Through her education, Martin hopes to work in this field and eventually own an organization in rural and urban settings. She said her organization will predominantly focus on helping members of the black community and provide services for people struggling to find mental health and substance abuse services.
“I found my passion in social work at TWU,” Martin said. “The many discussions, activities, field placements and volunteer opportunities helped me realize my dream job.”
PHILOSOPHY OF LIFE REVEALS LIFETIME CAREER
Martin is from South Pittsburg, Tennessee, and is the first member of her family to attend TWU. If you ask her when she realized that social work was the career for her, she’ll tell you is started with her “Interviewing Skills class with Linda Garza, a social work professor.
One of the student’s assignments was to write a “Philosophy of Life” paper about themselves.
“I really became in touch my feelings.
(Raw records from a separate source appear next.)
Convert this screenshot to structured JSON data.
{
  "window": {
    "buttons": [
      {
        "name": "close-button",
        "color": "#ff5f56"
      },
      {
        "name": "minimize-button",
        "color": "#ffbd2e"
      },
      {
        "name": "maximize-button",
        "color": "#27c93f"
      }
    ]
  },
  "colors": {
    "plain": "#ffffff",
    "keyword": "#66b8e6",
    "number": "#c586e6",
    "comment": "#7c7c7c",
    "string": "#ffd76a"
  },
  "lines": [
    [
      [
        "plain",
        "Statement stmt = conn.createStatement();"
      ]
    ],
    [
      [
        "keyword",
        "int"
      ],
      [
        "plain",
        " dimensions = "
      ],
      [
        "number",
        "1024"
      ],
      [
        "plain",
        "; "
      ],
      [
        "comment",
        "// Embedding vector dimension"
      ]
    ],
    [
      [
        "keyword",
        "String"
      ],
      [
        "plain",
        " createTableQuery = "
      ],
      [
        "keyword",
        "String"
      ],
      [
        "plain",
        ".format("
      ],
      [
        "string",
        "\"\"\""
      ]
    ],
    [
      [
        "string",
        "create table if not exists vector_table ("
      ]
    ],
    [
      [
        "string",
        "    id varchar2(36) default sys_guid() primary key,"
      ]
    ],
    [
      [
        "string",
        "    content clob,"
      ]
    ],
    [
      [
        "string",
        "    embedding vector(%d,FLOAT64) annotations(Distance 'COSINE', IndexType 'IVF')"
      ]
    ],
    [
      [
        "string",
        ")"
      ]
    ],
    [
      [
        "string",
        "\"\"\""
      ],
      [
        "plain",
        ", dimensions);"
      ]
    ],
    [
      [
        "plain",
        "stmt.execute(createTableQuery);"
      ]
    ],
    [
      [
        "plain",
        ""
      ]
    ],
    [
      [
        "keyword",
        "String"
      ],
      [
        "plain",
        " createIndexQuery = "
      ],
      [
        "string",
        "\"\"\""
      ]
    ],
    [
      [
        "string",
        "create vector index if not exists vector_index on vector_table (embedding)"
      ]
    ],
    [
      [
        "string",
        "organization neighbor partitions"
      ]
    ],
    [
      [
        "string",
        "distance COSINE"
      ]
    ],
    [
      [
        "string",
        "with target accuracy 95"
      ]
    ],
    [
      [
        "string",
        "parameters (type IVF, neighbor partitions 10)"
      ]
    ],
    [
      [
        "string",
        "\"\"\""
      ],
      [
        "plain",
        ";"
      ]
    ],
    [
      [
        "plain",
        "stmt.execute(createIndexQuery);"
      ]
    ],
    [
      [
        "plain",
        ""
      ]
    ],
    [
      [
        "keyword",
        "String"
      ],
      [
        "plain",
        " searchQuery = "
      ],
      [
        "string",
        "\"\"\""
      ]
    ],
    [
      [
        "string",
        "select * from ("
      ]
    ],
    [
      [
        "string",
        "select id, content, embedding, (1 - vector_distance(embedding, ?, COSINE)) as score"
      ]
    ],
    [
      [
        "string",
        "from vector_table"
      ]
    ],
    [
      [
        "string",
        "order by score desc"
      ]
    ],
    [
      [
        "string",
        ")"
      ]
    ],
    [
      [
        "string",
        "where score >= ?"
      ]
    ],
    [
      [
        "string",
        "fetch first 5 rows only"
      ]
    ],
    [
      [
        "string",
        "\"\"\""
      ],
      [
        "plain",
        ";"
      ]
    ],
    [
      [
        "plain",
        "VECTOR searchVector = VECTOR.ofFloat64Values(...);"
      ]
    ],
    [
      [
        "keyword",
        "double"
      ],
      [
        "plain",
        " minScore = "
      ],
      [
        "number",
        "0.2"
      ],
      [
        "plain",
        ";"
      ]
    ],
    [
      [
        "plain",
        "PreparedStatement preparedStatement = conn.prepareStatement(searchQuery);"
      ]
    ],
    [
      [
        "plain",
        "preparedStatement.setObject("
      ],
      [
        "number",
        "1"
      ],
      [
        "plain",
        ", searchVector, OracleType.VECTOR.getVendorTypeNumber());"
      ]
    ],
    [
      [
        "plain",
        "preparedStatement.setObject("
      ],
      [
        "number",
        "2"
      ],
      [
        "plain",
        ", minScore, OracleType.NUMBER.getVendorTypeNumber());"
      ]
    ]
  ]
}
I then took other social work classes that helped shaped my decision to continue the social work major,” Martin said. “Every time I had one of these classes, I was excited about what I was learning. I couldn’t stop talking about what I was learning to my family and peers, and I then knew this is what I wanted to do.”
This is the kind of experience Martin expected when she first visited and decided to attend TWU. Sure, she was from a small town and liked the size of the university campus in Athens, Tennessee. But she was most interested in how often she could communicate with her professors.
“I wanted my professors to know me, and I’m sure they all do now,” Martin said. “I heard about many great programs and how people who went to TWU succeeded. I wanted to be a part of that.”
Martin said she’s seen over the course of her studies that social work can be fun and exciting, but people in the field also see the good, the bad and the ugly.
“In the field of social work, you must know everything you do is a process,” she said. “You will get in touch with your emotions because we must deal with our issues first before helping someone else.”